AppleScript_ The Definitive Guide - Matt Neuburg [177]
For example, in the Finder's dictionary, the disk class's format property is specified as an enumeration called an 'edfm'. That enumeration is defined elsewhere as having enumerators including Mac OS Extended format, audio format, and so on. So the actual value will be Mac OS Extended format or some other member of the list. In BBEdit, the close command's saving parameter is a 'savo' enumeration. That enumeration is defined elsewhere as having enumerators yes, no, and ask. So you are expected to supply yes, or no, or ask as the value of this parameter.

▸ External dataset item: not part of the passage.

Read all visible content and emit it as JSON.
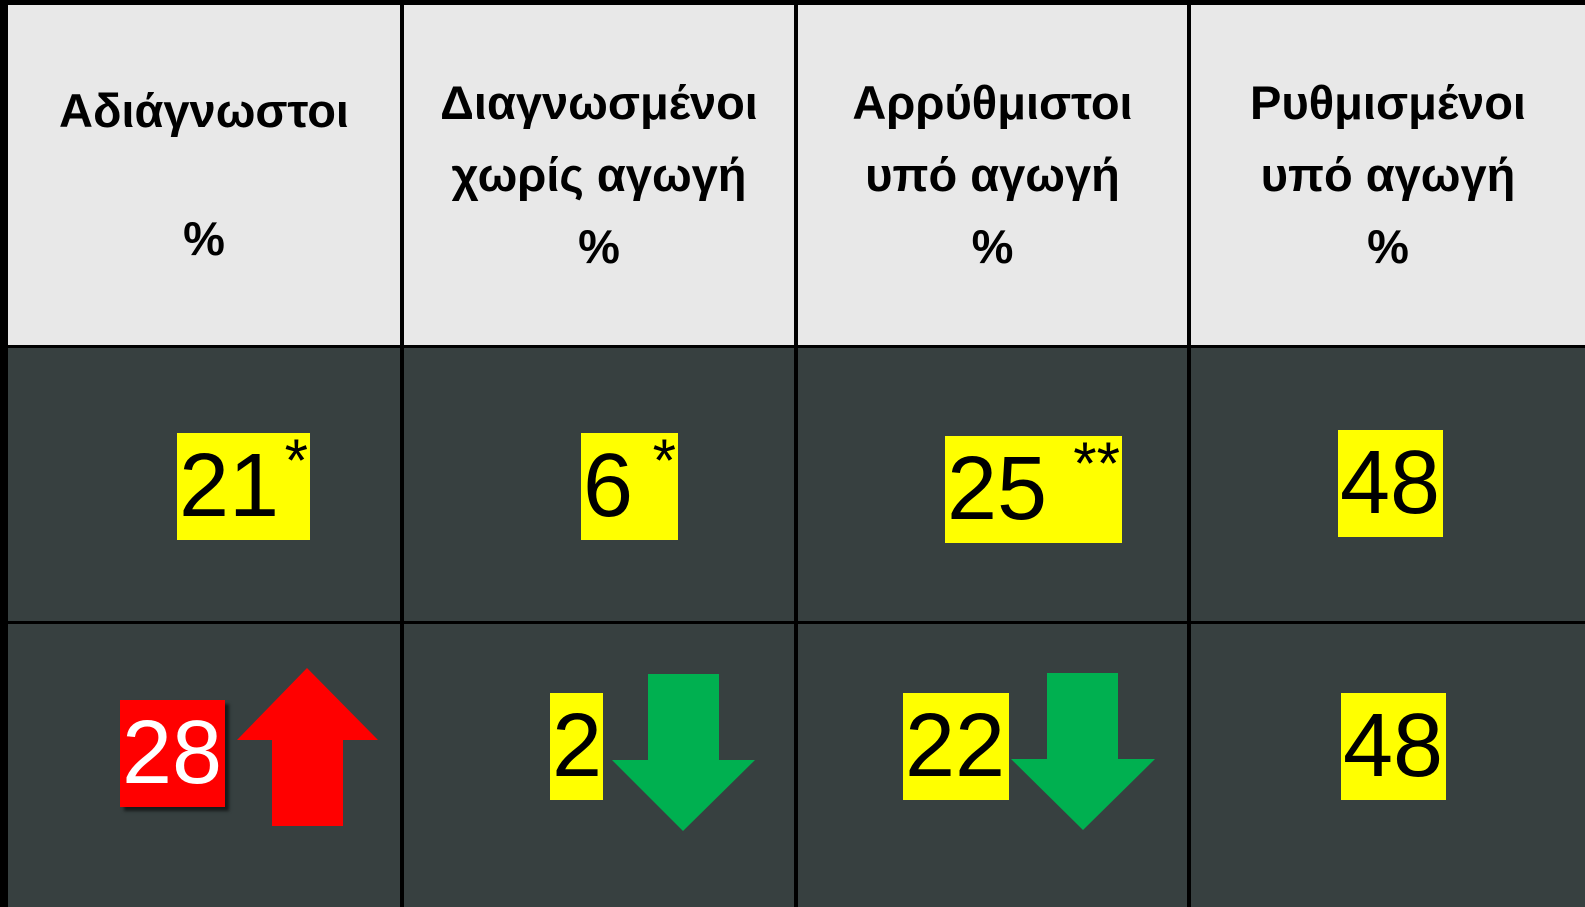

In the Script Editor's display of a dictionary, enumerations are not listed along with classes. Rather, an enumeration is shown as a value type by listing its enumerators (separated by slashes). In Figure 20-2, the format property is not said to be a certain kind of enumeration; instead, a list of that enumeration's enumerators is displayed. Similarly, in the Script Editor's display of BBEdit's dictionary, the close command's saving parameter is not said to be a certain kind of enumeration; its value is given as yes/no/ask, a list of that enumeration's enumerators. This way of displaying an enumeration rapidly becomes all but illegible as the number of enumerators increases (as Figure 20-2 demonstrates). Also, enumerations and enumerators may have comments describing their meaning and usage; this information is completely stripped from the display.

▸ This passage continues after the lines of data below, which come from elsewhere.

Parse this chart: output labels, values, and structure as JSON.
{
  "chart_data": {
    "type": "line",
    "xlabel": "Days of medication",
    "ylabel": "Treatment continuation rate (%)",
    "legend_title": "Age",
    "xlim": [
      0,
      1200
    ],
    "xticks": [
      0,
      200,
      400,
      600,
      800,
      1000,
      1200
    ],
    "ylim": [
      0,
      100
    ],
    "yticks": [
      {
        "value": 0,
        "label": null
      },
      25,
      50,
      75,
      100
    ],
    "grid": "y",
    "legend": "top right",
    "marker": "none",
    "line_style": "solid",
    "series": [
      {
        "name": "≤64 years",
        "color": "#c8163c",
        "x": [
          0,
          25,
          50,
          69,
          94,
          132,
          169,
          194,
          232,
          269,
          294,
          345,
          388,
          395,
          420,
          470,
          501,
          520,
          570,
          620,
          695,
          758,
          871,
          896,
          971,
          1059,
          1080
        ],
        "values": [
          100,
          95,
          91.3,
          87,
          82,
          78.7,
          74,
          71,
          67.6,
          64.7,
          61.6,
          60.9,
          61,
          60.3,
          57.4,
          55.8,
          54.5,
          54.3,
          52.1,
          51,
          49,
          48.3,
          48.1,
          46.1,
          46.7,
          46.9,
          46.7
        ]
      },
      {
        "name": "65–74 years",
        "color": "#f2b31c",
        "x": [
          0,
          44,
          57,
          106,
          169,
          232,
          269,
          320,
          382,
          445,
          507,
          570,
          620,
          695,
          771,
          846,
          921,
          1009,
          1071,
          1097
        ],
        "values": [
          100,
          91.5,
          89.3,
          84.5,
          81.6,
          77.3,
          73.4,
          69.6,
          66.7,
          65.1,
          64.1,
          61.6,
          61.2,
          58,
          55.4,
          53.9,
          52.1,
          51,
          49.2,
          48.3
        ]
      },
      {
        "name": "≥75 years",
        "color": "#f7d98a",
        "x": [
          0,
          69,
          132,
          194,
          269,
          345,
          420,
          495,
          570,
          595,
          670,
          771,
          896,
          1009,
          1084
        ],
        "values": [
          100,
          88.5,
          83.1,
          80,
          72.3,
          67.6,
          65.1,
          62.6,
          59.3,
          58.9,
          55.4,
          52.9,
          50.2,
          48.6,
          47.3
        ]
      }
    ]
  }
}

Script Debugger's display is much more like what's actually in the dictionary. Enumerations are listed separately in tabular form, showing their enumerators and any comments. A property or parameter whose value is an enumeration gives the enumeration as a hyperlink; you click the hyperlink to see the listing of its enumerators.
In your code, when you supply a value that is stated in the dictionary to be an enumeration, the AppleScript compiler does not check to see whether that value is in fact an enumerator of the specified enumeration.
Classes
A class is a datatype (see Chapter 13). Applications are free to define new datatypes in addition to those provided by AppleScript. These will generally correspond to the various types of thing the application operates on. For example, the Finder is all about files and folders on disks, so it has a file class, a folder class, and a disk class.

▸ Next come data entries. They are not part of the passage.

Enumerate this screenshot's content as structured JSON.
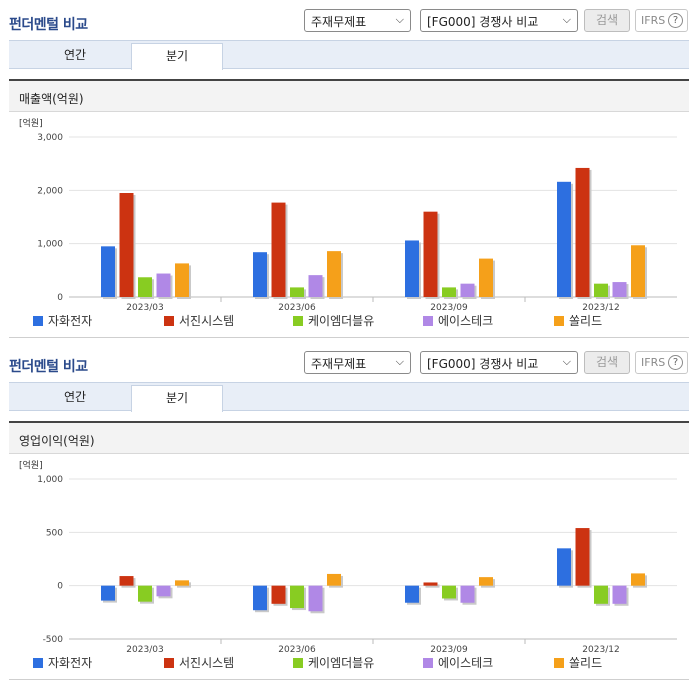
{
  "colors": {
    "자화전자": "#2d6fe0",
    "서진시스템": "#cc3311",
    "케이엠더블유": "#88cc22",
    "에이스테크": "#b088e6",
    "쏠리드": "#f5a01a"
  },
  "sections": [
    {
      "title": "펀더멘털 비교",
      "select1": "주재무제표",
      "select2": "[FG000] 경쟁사 비교",
      "search_label": "검색",
      "ifrs_label": "IFRS",
      "help_icon": "question-circle-icon",
      "tabs": [
        {
          "label": "연간"
        },
        {
          "label": "분기"
        }
      ],
      "panel_title": "매출액(억원)",
      "unit_label": "[억원]"
    },
    {
      "title": "펀더멘털 비교",
      "select1": "주재무제표",
      "select2": "[FG000] 경쟁사 비교",
      "search_label": "검색",
      "ifrs_label": "IFRS",
      "help_icon": "question-circle-icon",
      "tabs": [
        {
          "label": "연간"
        },
        {
          "label": "분기"
        }
      ],
      "panel_title": "영업이익(억원)",
      "unit_label": "[억원]"
    }
  ],
  "chart_data": [
    {
      "type": "bar",
      "title": "매출액(억원)",
      "ylabel": "[억원]",
      "categories": [
        "2023/03",
        "2023/06",
        "2023/09",
        "2023/12"
      ],
      "ylim": [
        0,
        3000
      ],
      "yticks": [
        0,
        1000,
        2000,
        3000
      ],
      "ytick_labels": [
        "0",
        "1,000",
        "2,000",
        "3,000"
      ],
      "grid": true,
      "legend": "bottom",
      "series": [
        {
          "name": "자화전자",
          "values": [
            950,
            840,
            1060,
            2160
          ]
        },
        {
          "name": "서진시스템",
          "values": [
            1950,
            1770,
            1600,
            2420
          ]
        },
        {
          "name": "케이엠더블유",
          "values": [
            370,
            180,
            180,
            250
          ]
        },
        {
          "name": "에이스테크",
          "values": [
            440,
            410,
            250,
            280
          ]
        },
        {
          "name": "쏠리드",
          "values": [
            630,
            860,
            720,
            970
          ]
        }
      ]
    },
    {
      "type": "bar",
      "title": "영업이익(억원)",
      "ylabel": "[억원]",
      "categories": [
        "2023/03",
        "2023/06",
        "2023/09",
        "2023/12"
      ],
      "ylim": [
        -500,
        1000
      ],
      "yticks": [
        -500,
        0,
        500,
        1000
      ],
      "ytick_labels": [
        "-500",
        "0",
        "500",
        "1,000"
      ],
      "grid": true,
      "legend": "bottom",
      "series": [
        {
          "name": "자화전자",
          "values": [
            -140,
            -230,
            -160,
            350
          ]
        },
        {
          "name": "서진시스템",
          "values": [
            90,
            -170,
            30,
            540
          ]
        },
        {
          "name": "케이엠더블유",
          "values": [
            -150,
            -210,
            -120,
            -170
          ]
        },
        {
          "name": "에이스테크",
          "values": [
            -100,
            -240,
            -160,
            -170
          ]
        },
        {
          "name": "쏠리드",
          "values": [
            50,
            110,
            80,
            115
          ]
        }
      ]
    }
  ]
}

Internally, the dictionary expresses a class as a four-letter code. Where a class is already defined by AppleScript, the dictionary uses (or should use) the same four-letter code that AppleScript uses. In the dictionary display, you will see the English-like name of the class. (See "Value Types," earlier in this chapter.)
Plurals
For most classes, the dictionary will provide both a singular and a plural form for the English-like term. So, for example, the Finder defines both file and files, both folder and folders, both disk and disks. In the Script Editor's display of the dictionary, a class's plural appears when that class is listed as an element of another class (Figure 20-2). In Script Debugger, the plural is given explicitly along with the class's name (Figure 20-3).
The AppleScript compiler uses this information to treat singular and plural alternatives with some intelligence (see "Nonsensical Apple Events," earlier in this chapter). For example, a bare plural is often interchangeable with every plus the singular: you can tell the Finder equivalently to get disks or to get every disk. This is not because AppleScript has any natural-language intelligence; it's because the dictionary explicitly says that disks is the plural of disk.
Sometimes, a dictionary won't provide a plural form for a class name. Perhaps there is only one object of that class (it occurs only as a property, not an element).